Os cientistas pensam que esse processo move muito carbono da superfície para as águas mais profundas. Nosso estudo sugere que a quantidade de carbono transportada por essas migrações diárias também deve ser medida no mesmo limite onde a luz desaparece, para que os cientistas possam comparar diretamente a neve marinha com a migração ativa.

Pequenos processos de acionamento de plâncton no oceano que capturam duas vezes mais carbono do que os cientistas pensavam O fitoplâncton no oceano consome dióxido de carbono à medida que fotossintetiza. Quando são comidos ou se decompõem, parte do carbono que eles contêm cai nas profundezas do oceano através de um processo chamado bomba biológica. US JGOFS

Como fizemos

Para este estudo, revisamos pesquisas anteriores sobre a bomba biológica. Para comparar os resultados, primeiro determinamos a profundidade da região iluminada pelo sol. Encontramos esse limite na profundidade em que ficou muito escuro para ver mais pigmentos de clorofila, que marcam a presença de camadas de fitoplâncton marinho. Nos estudos, essa profundidade variou entre 100 e 550 pés (30 a 170 metros).

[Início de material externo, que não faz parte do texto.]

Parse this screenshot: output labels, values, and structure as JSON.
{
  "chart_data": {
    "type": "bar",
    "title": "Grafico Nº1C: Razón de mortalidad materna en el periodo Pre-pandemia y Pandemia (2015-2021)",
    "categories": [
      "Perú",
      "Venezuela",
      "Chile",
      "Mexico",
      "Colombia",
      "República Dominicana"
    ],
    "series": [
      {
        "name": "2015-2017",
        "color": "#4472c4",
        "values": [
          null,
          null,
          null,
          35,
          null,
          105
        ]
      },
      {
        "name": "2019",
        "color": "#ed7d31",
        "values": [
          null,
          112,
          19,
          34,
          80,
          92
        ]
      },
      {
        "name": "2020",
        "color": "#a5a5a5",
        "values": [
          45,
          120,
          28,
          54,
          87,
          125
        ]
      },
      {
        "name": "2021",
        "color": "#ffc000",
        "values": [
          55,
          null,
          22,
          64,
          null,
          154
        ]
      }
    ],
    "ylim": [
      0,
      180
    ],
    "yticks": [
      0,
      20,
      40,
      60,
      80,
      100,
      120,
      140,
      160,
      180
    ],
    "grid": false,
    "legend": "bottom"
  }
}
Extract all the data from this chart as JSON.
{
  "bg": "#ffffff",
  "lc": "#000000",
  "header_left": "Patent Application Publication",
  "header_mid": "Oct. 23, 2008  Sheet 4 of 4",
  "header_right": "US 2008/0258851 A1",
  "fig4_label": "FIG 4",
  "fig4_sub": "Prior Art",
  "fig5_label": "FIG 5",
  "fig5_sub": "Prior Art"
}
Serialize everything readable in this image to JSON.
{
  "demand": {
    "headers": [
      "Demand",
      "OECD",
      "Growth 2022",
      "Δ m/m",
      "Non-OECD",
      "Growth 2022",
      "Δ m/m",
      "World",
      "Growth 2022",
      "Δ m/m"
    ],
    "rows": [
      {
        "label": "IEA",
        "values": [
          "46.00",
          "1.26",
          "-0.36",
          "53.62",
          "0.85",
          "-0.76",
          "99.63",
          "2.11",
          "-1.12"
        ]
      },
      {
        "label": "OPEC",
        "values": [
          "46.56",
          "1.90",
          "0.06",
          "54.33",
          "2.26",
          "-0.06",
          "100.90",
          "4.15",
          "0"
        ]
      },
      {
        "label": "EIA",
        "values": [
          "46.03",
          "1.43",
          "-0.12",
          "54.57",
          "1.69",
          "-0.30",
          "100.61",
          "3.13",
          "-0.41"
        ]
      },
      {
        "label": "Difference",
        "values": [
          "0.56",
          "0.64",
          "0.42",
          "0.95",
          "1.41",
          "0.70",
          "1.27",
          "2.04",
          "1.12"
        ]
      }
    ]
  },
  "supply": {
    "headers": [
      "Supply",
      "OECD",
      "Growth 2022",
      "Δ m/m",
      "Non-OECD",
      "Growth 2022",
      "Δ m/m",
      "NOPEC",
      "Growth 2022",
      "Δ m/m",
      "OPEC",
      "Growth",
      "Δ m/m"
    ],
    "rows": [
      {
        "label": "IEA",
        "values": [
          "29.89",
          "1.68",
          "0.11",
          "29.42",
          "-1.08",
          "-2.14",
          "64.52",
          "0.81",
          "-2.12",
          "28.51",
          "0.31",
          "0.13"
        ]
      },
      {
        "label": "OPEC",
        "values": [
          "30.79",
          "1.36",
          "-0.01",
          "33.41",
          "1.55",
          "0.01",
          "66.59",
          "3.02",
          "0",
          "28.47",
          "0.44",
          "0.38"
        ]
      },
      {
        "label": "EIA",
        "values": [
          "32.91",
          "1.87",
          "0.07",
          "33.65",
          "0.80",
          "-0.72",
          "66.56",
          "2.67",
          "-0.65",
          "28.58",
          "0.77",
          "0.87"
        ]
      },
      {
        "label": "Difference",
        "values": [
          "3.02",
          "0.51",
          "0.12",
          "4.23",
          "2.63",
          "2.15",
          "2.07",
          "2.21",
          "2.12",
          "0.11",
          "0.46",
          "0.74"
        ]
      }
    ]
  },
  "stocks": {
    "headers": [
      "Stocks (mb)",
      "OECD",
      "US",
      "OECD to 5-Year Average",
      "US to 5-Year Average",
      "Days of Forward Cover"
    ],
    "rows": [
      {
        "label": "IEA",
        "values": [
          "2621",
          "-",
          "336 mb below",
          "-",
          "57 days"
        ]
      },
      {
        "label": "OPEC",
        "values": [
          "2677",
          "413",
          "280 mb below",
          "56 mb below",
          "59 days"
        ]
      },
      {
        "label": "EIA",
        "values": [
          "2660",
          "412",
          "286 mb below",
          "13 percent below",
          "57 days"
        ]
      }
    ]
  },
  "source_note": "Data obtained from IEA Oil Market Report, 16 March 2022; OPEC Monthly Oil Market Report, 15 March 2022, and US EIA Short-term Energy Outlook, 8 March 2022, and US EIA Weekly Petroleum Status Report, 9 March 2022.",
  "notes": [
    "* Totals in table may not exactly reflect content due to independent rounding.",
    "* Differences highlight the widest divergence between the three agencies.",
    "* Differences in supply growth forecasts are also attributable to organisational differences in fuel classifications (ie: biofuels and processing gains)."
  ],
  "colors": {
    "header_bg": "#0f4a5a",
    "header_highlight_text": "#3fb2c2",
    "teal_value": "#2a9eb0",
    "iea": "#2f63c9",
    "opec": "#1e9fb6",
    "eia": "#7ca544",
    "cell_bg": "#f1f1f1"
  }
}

Em seguida, estimamos o quanto de carbono orgânico afundou em águas mais profundas nesses estudos e medimos o quanto permaneceu em partículas que afundaram outros 330 pés (100 metros) mais fundo na zona do crepúsculo. Muitas criaturas viver e se alimentar nessas águas profundas, incluindo peixes, lulas, minhocas e águas-vivas. Alguns deles consomem partículas de carbono afundando, reduzindo a quantidade de neve marinha.

A comparação desses dois números nos deu uma estimativa de quão eficientemente a bomba biológica estava transferindo carbono para as águas profundas. Os estudos que analisamos produziram uma ampla gama de valores. No geral, calculamos que a bomba biológica estava capturando o dobro de carbono que os estudos anteriores que não levaram em conta a ampla gama de profundidades de penetração da luz. Os padrões regionais também mudaram: Áreas com penetração de luz superficial foram responsáveis ​​por uma porcentagem maior de remoção de carbono do que áreas com penetração de luz mais profunda.

A zona crepuscular do oceano pode ter mais vida do que todas as pescarias da Terra juntas e até 1 milhão de espécies não descobertas.

O que ainda não se sabe

Nosso estudo revela que os cientistas precisam usar uma abordagem mais sistemática para definir os limites verticais do oceano para produção e perda de carbono orgânico. Essa conclusão é oportuna, porque a comunidade oceanográfica internacional está pedindo mais e melhores estudos da bomba biológica de carbono e da zona do crepúsculo do oceano.

A zona do crepúsculo pode ser profundamente afetada se as nações procurarem desenvolver novas pescarias em águas profundas, minar o fundo do mar para minerais ou use-o como lixão para resíduos. Os cientistas estão formando um esforço colaborativo chamado Exploração Conjunta da Rede Oceânica da Zona do Crepúsculo, ou JETZON, para definir prioridades de pesquisa, promover novas tecnologias e coordenar melhor os estudos da zona do crepúsculo.

Para comparar esses estudos, os pesquisadores precisam de um conjunto comum de métricas. Para a bomba biológica de carbono, precisamos entender melhor quão grande é esse fluxo de carbono e como ele é transportado com eficiência para águas mais profundas, para armazenamento a longo prazo. Esses processos afetarão como a Terra responde ao aumento das emissões de gases de efeito estufa e ao aquecimento que causam.

Sobre o autor

Ken Buesseler, cientista sênior, Instituição Oceanográfica Woods Hole

Este artigo foi republicado a partir de A Conversação sob uma licença Creative Commons. Leia o artigo original.